Vertex splitting is a graph modification operation in which a vertex is replaced by multiple vertices such that the union of their neighborhoods equals the neighborhood of the original vertex. We introduce and study vertex splitting as a graph modification operation for transforming graphs into interval graphs. Given a graph $G$ and an integer $k$, we consider the problem of deciding whether $G$ can be transformed into an interval graph using at most $k$ vertex splits. We prove that this problem is NP-hard, even when the input is restricted to subcubic planar bipartite graphs. We further observe that vertex splitting differs fundamentally from vertex and edge deletions as graph modification operations when the objective is to obtain a chordal graph, even for graphs with maximum independent set size at most two. On the positive side, we give a polynomial-time algorithm for transforming, via a minimum number of vertex splits, a given graph into a disjoint union of paths, and that splitting triangle free graphs into unit interval graphs is also solvable in polynomial time.

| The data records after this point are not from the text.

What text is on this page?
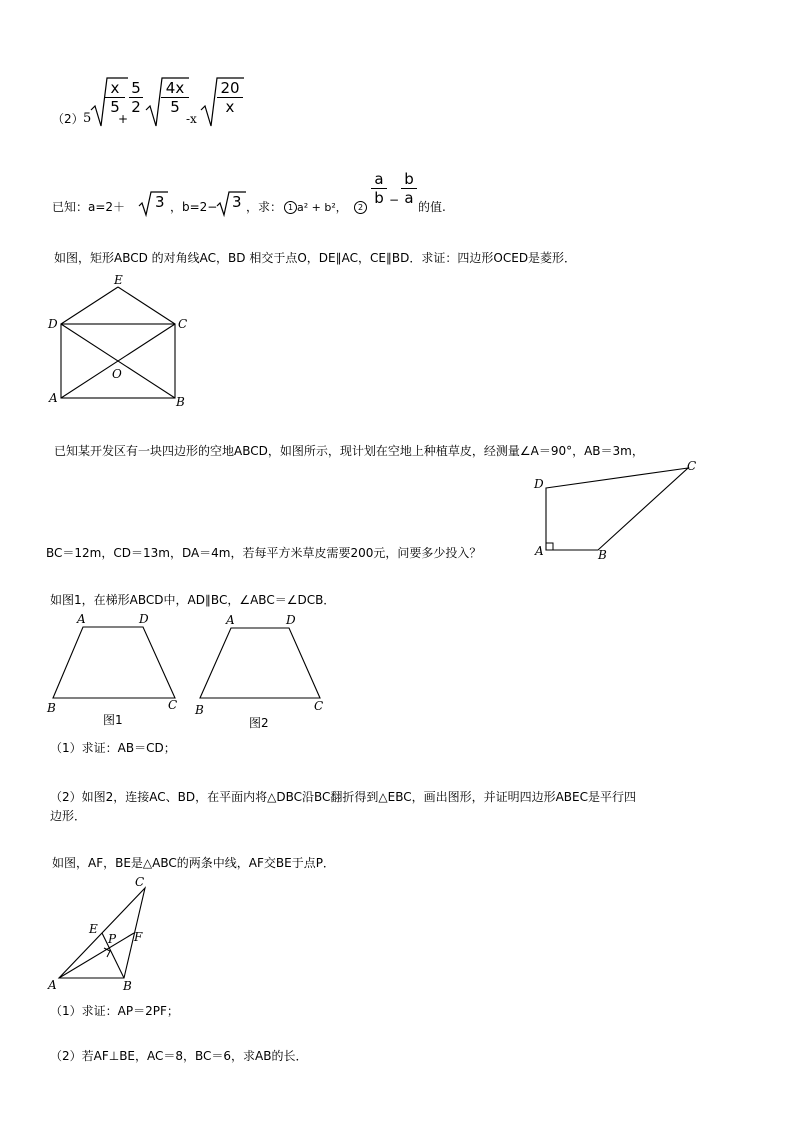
（2） 5
x
5
+
5
2
4x
5
-x
20
x
已知：a=2＋ 3 ，b=2− 3 ，求： 1 a² + b²，	2
a
b −
b
a 的值.
如图，矩形ABCD 的对角线AC，BD 相交于点O，DE∥AC，CE∥BD．求证：四边形OCED是菱形．
E
D	C
O
A	B
已知某开发区有一块四边形的空地ABCD，如图所示，现计划在空地上种植草皮，经测量∠A＝90°，AB＝3m，
D
C
A	B
BC＝12m，CD＝13m，DA＝4m，若每平方米草皮需要200元，问要多少投入？
如图1，在梯形ABCD中，AD∥BC，∠ABC＝∠DCB．
A	D
B	C
图1
A	D
B	C
图2
（1）求证：AB＝CD；
（2）如图2，连接AC、BD，在平面内将△DBC沿BC翻折得到△EBC，画出图形，并证明四边形ABEC是平行四
边形．
如图，AF，BE是△ABC的两条中线，AF交BE于点P．
C
E
P F
A	B
（1）求证：AP＝2PF；
（2）若AF⊥BE，AC＝8，BC＝6，求AB的长．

翻译：顶点分裂是一种图修改操作，其中将一个顶点替换为多个顶点，使得这些新顶点邻域的并集等于原顶点的邻域。本文引入并研究了将顶点分裂作为将图转化为区间图的图修改操作。给定图$G$与整数$k$，我们考察判定$G$是否可通过至多$k$次顶点分裂转化为区间图的问题。我们证明该问题是NP难的，即使输入限制为次三次平面二部图亦然。我们进一步观察到，当目标为获得弦图时，顶点分裂作为一种图修改操作与顶点删除及边删除存在本质区别，即使对于最大独立集大小至多为二的图也是如此。在正面结果方面，我们给出了多项式时间算法，可通过最小次数的顶点分裂将给定图转化为不相交路径的并，且将无三角形图分裂为单位区间图的问题同样可在多项式时间内求解。